# Microsoft Office Application Help - Excel Help forum > Excel Programming / VBA / Macros >  >  FFT in Excel

## dharshanie

Hi!

Can anyone please tell me how I could calculate FFT (Fast Fourier Transform) of a certain range of values in excel? Any sort of help would be greatly appreciated. Even if could point me to some place useful, I'd be grateful. I've tried googling but have had no luck except for paid software packages. I don't think it's that complex but please feel free to correct me.

Thanks

Dharshie

----------


## Tom Ogilvy

If you add the Analysis toolpak in Tools=>Addins, then it will add an
Analysis entry to the Tools menu.  One of the the choices under analysis is
Fourier Analysis.  I believe this is what you want.  See Fast Fourier
Transform in Excel Help.

--
Regards,
Tom Ogilvy


"dharshanie" <dharshanie.23g3hz_1140300001.8563@excelforum-nospam.com> wrote
in message news:dharshanie.23g3hz_1140300001.8563@excelforum-nospam.com...
>
> Hi!
>
> Can anyone please tell me how I could calculate FFT (Fast Fourier
> Transform) of a certain range of values in excel? Any sort of help
> would be greatly appreciated. Even if could point me to some place
> useful, I'd be grateful. I've tried googling but have had no luck
> except for paid software packages. I don't think it's that complex but
> please feel free to correct me.
>
> Thanks
>
> Dharshie
>
>
> --
> dharshanie
> ------------------------------------------------------------------------
> dharshanie's Profile:
http://www.excelforum.com/member.php...o&userid=23673
> View this thread: http://www.excelforum.com/showthread...hreadid=514054
>

----------


## dharshanie

Thank you sooooooo much for helping me find FFT in Excel. . . However now I need to plot a graph with these FFT values- as in how do i plot graphs for complex numbers that have an imaginary value?

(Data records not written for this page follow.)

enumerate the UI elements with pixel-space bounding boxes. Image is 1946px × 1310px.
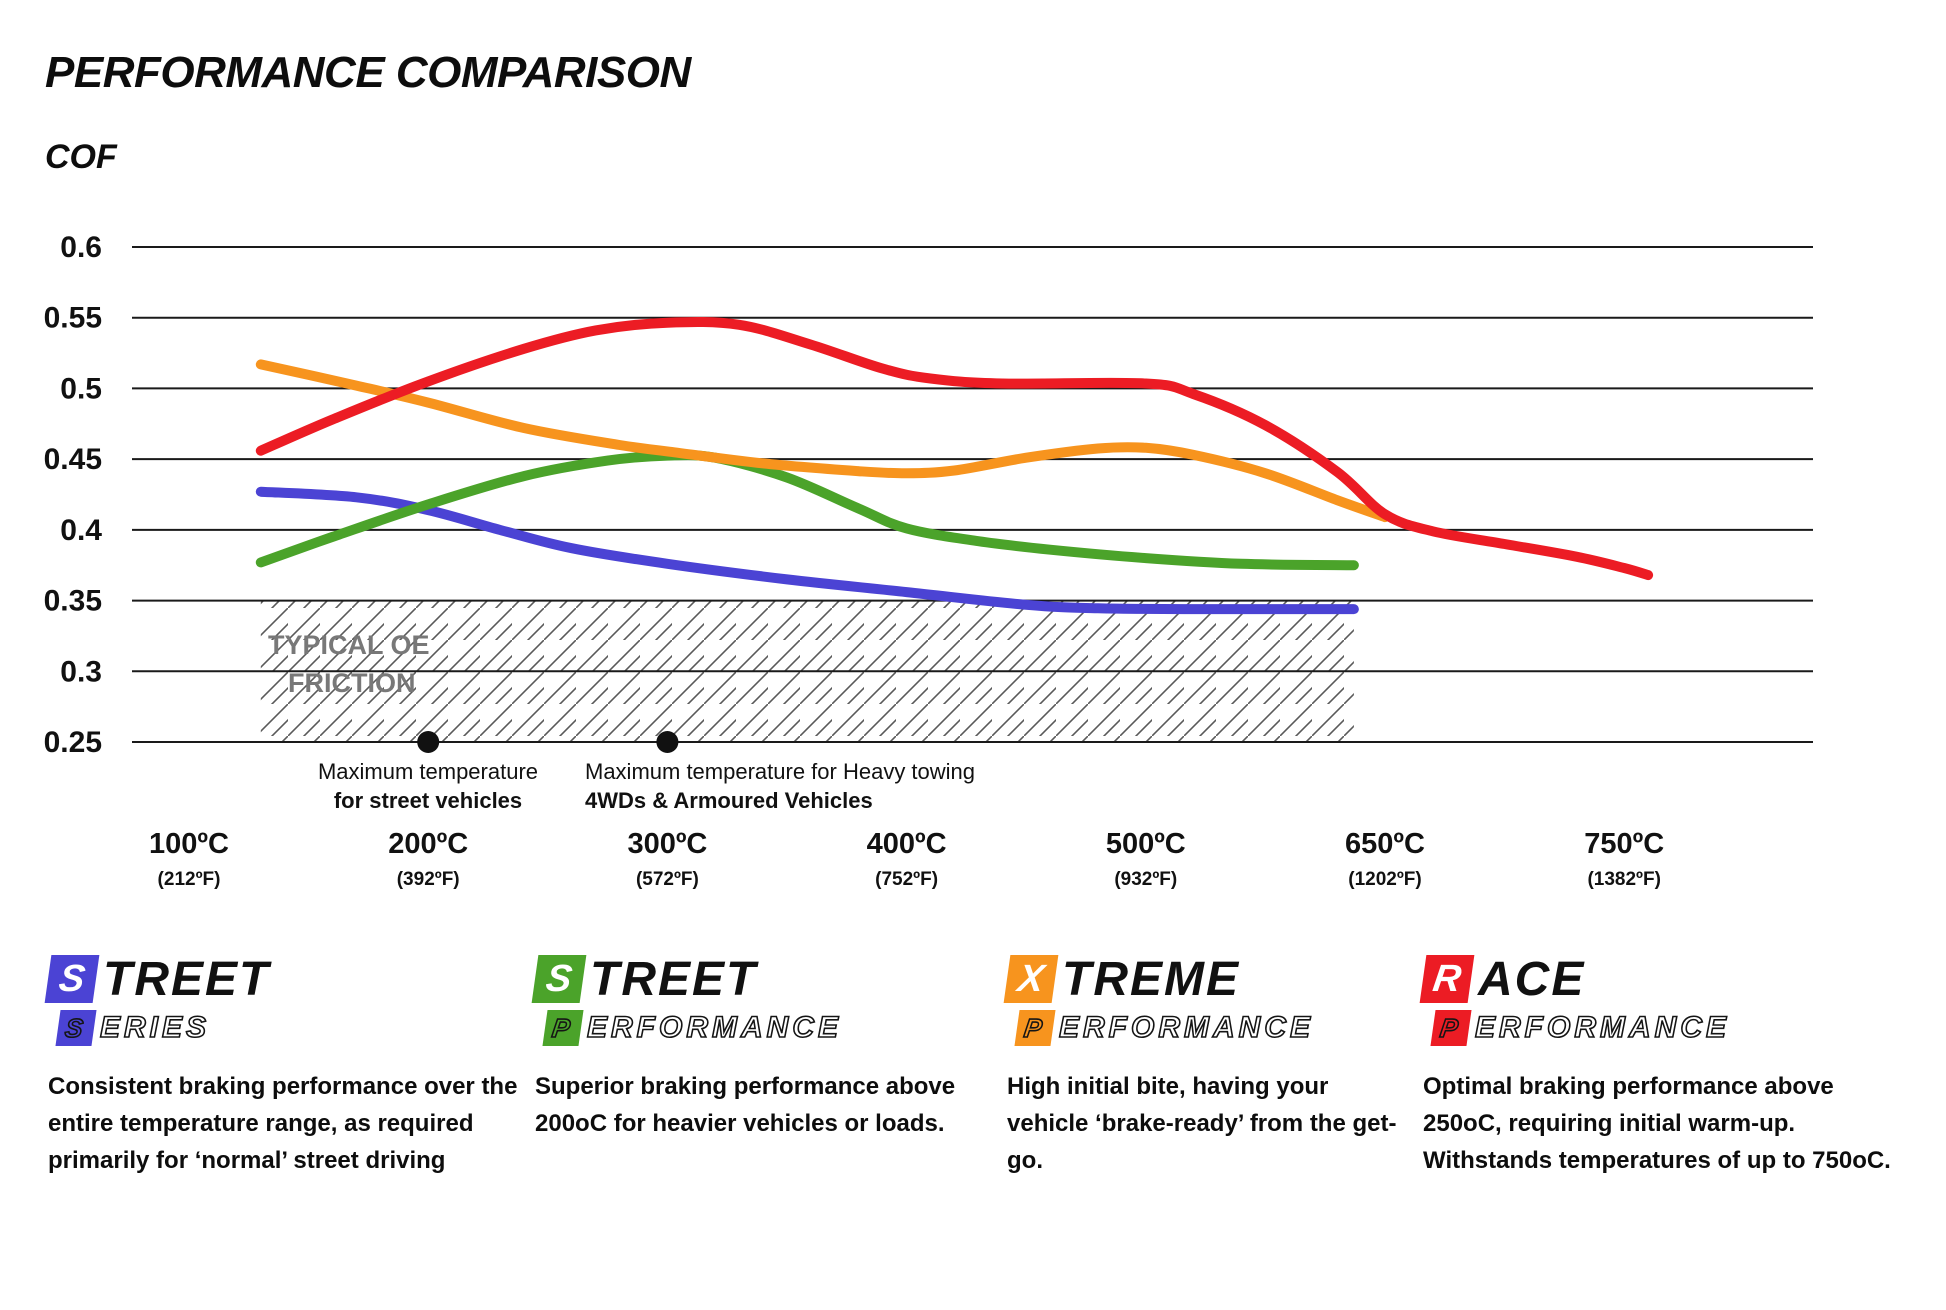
xtreme-performance-logo: X TREME P ERFORMANCE	[1003, 952, 1402, 1048]
logo-initial-box: R	[1419, 955, 1475, 1003]
logo-word-rest: TREET	[590, 952, 758, 1006]
oe-label-line2: FRICTION	[288, 668, 416, 698]
logo-word-rest: TREME	[1062, 952, 1240, 1006]
logo-initial-box: S	[44, 955, 100, 1003]
logo-word-rest: ERFORMANCE	[1474, 1010, 1730, 1045]
logo-word-rest: ERIES	[99, 1010, 211, 1045]
legend-race-performance: R ACE P ERFORMANCE Optimal braking perform…	[1419, 952, 1903, 1179]
street-series-logo: S TREET S ERIES	[44, 952, 518, 1048]
typical-oe-friction-label: TYPICAL OE FRICTION	[268, 626, 430, 702]
x-tick-sublabel: (932ºF)	[1114, 869, 1177, 890]
y-axis-title: COF	[45, 138, 117, 176]
logo-word-2: P ERFORMANCE	[1430, 1008, 1903, 1048]
legend-xtreme-performance: X TREME P ERFORMANCE High initial bite, ha…	[1003, 952, 1402, 1179]
annotation-dot	[417, 731, 440, 753]
y-tick-label: 0.4	[60, 514, 102, 547]
annotation-line-bold: 4WDs & Armoured Vehicles	[585, 788, 873, 813]
x-tick-sublabel: (212ºF)	[158, 869, 221, 890]
x-tick-label: 400ºC	[867, 828, 947, 860]
y-tick-label: 0.35	[44, 585, 102, 618]
logo-word-rest: ERFORMANCE	[1058, 1010, 1314, 1045]
page-title: PERFORMANCE COMPARISON	[45, 48, 691, 97]
logo-word-1: S TREET	[44, 952, 518, 1006]
series-line-race-performance	[255, 316, 1654, 581]
legend-street-performance: S TREET P ERFORMANCE Superior braking perf…	[531, 952, 990, 1142]
logo-word-rest: TREET	[103, 952, 271, 1006]
logo-word-1: S TREET	[531, 952, 990, 1006]
x-tick-label: 100ºC	[149, 828, 229, 860]
annotation-max-temp-street: Maximum temperature for street vehicles	[258, 757, 598, 815]
legend-description: Superior braking performance above 200oC…	[535, 1073, 956, 1137]
logo-word-1: X TREME	[1003, 952, 1402, 1006]
y-tick-label: 0.6	[60, 231, 102, 264]
legend-street-series: S TREET S ERIES Consistent braking perform…	[44, 952, 518, 1179]
x-tick-label: 200ºC	[388, 828, 468, 860]
logo-initial-box: S	[55, 1010, 97, 1046]
cof-performance-chart: 0.6 0.55 0.5 0.45 0.4 0.35 0.3 0.25 100ºC (212ºF)…	[44, 231, 1813, 890]
legend-description: Optimal braking performance above 250oC,…	[1423, 1073, 1891, 1174]
y-tick-label: 0.5	[60, 372, 102, 405]
oe-label-line1: TYPICAL OE	[268, 630, 430, 660]
x-tick-sublabel: (752ºF)	[875, 869, 938, 890]
annotation-line: Maximum temperature for Heavy towing	[585, 759, 976, 784]
y-tick-label: 0.55	[44, 302, 102, 335]
logo-initial-box: S	[531, 955, 587, 1003]
series-line-xtreme-performance	[255, 359, 1390, 523]
x-tick-label: 500ºC	[1106, 828, 1186, 860]
race-performance-logo: R ACE P ERFORMANCE	[1419, 952, 1903, 1048]
x-tick-sublabel: (1202ºF)	[1348, 869, 1421, 890]
annotation-line-bold: for street vehicles	[333, 788, 523, 813]
street-performance-logo: S TREET P ERFORMANCE	[531, 952, 990, 1048]
logo-initial-box: X	[1003, 955, 1059, 1003]
legend-section: S TREET S ERIES Consistent braking perform…	[0, 952, 1946, 1302]
logo-word-rest: ACE	[1478, 952, 1586, 1006]
logo-initial-box: P	[1430, 1010, 1472, 1046]
y-tick-label: 0.45	[44, 443, 102, 476]
x-tick-sublabel: (392ºF)	[397, 869, 460, 890]
logo-word-2: P ERFORMANCE	[542, 1008, 990, 1048]
x-tick-label: 750ºC	[1584, 828, 1664, 860]
annotation-line: Maximum temperature	[317, 759, 539, 784]
x-tick-label: 650ºC	[1345, 828, 1425, 860]
annotation-max-temp-heavy: Maximum temperature for Heavy towing 4WD…	[585, 757, 1085, 815]
series-line-street-series	[255, 486, 1359, 615]
logo-initial-box: P	[1014, 1010, 1056, 1046]
logo-word-rest: ERFORMANCE	[586, 1010, 842, 1045]
series-line-street-performance	[255, 450, 1359, 571]
annotation-dot	[656, 731, 679, 753]
logo-word-2: P ERFORMANCE	[1014, 1008, 1402, 1048]
x-tick-sublabel: (1382ºF)	[1587, 869, 1660, 890]
y-tick-label: 0.25	[44, 726, 102, 759]
chart-canvas: 0.6 0.55 0.5 0.45 0.4 0.35 0.3 0.25 100ºC (212ºF)…	[44, 231, 1813, 890]
legend-description: Consistent braking performance over the …	[48, 1073, 518, 1174]
y-tick-label: 0.3	[60, 655, 102, 688]
logo-word-1: R ACE	[1419, 952, 1903, 1006]
legend-description: High initial bite, having your vehicle ‘…	[1007, 1073, 1397, 1174]
logo-initial-box: P	[542, 1010, 584, 1046]
logo-word-2: S ERIES	[55, 1008, 518, 1048]
x-tick-label: 300ºC	[627, 828, 707, 860]
x-tick-sublabel: (572ºF)	[636, 869, 699, 890]
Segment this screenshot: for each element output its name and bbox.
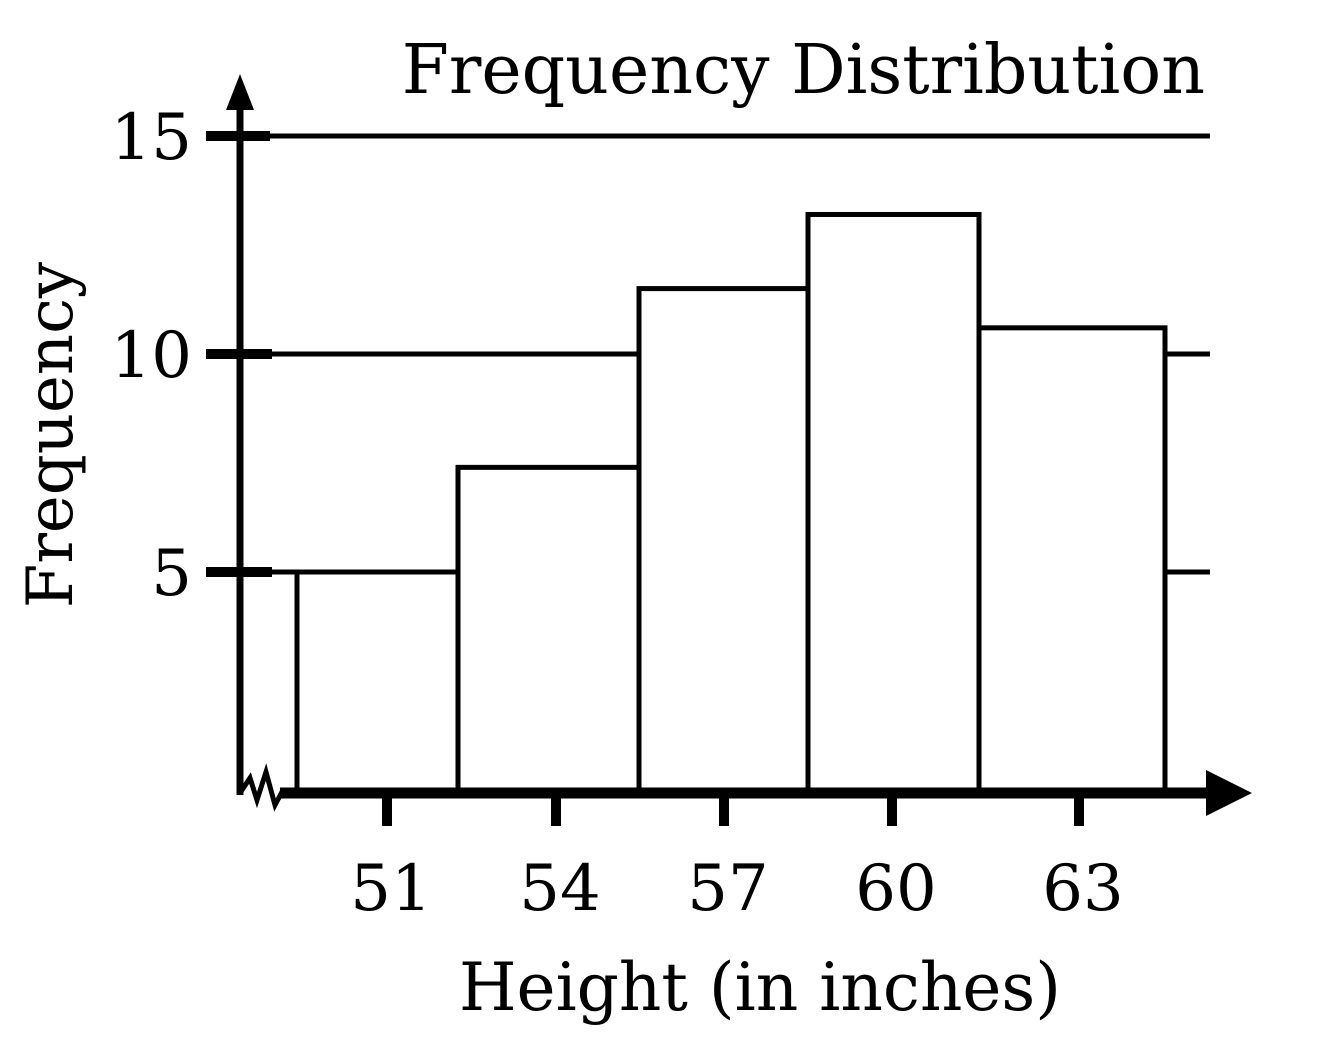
x-tick-label-63: 63 <box>1042 852 1123 926</box>
chart-title: Frequency Distribution <box>402 31 1205 110</box>
x-tick-label-51: 51 <box>350 852 431 926</box>
y-tick-label-5: 5 <box>151 537 192 611</box>
tick-labels: 5 10 15 51 54 57 60 63 <box>111 101 1124 926</box>
histogram-bars <box>294 211 1168 793</box>
bar-60 <box>805 211 982 793</box>
y-tick-label-15: 15 <box>111 101 192 175</box>
bar-51 <box>294 569 461 793</box>
bar-57 <box>636 286 811 793</box>
y-axis-label: Frequency <box>14 262 88 608</box>
y-tick-label-10: 10 <box>111 319 192 393</box>
bar-63 <box>976 325 1168 793</box>
y-axis-arrow <box>226 74 254 110</box>
x-axis-arrow <box>1206 770 1252 816</box>
x-tick-label-57: 57 <box>687 852 768 926</box>
bar-54 <box>455 464 642 793</box>
axes <box>226 74 1252 816</box>
x-tick-label-60: 60 <box>855 852 936 926</box>
x-tick-label-54: 54 <box>519 852 600 926</box>
axis-break-mark <box>237 763 286 812</box>
x-axis-label: Height (in inches) <box>459 949 1061 1026</box>
tick-marks <box>206 131 1084 826</box>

Basically what I want is a frequency spectrum of the FFT data I have from my results. Can excel do this for me?

----------


## Dana DeLouis

One common way is to just plot the absolute value of the complex number.
=IMABS(A1)

--
HTH.  :>)
Dana DeLouis
Windows XP, Office 2003


"dharshanie" <dharshanie.23htzy_1140381001.9147@excelforum-nospam.com> wrote
in message news:dharshanie.23htzy_1140381001.9147@excelforum-nospam.com...
>
> Thank you sooooooo much for helping me find FFT in Excel. . . However
> now I need to plot a graph with these FFT values- as in how do i plot
> graphs for complex numbers that have an imaginary value?
>
> Basically what I want is a frequency spectrum of the FFT data I have
> from my results. Can excel do this for me?
>
>
> --
> dharshanie
> ------------------------------------------------------------------------
> dharshanie's Profile:
> http://www.excelforum.com/member.php...o&userid=23673
> View this thread: http://www.excelforum.com/showthread...hreadid=514054
>

----------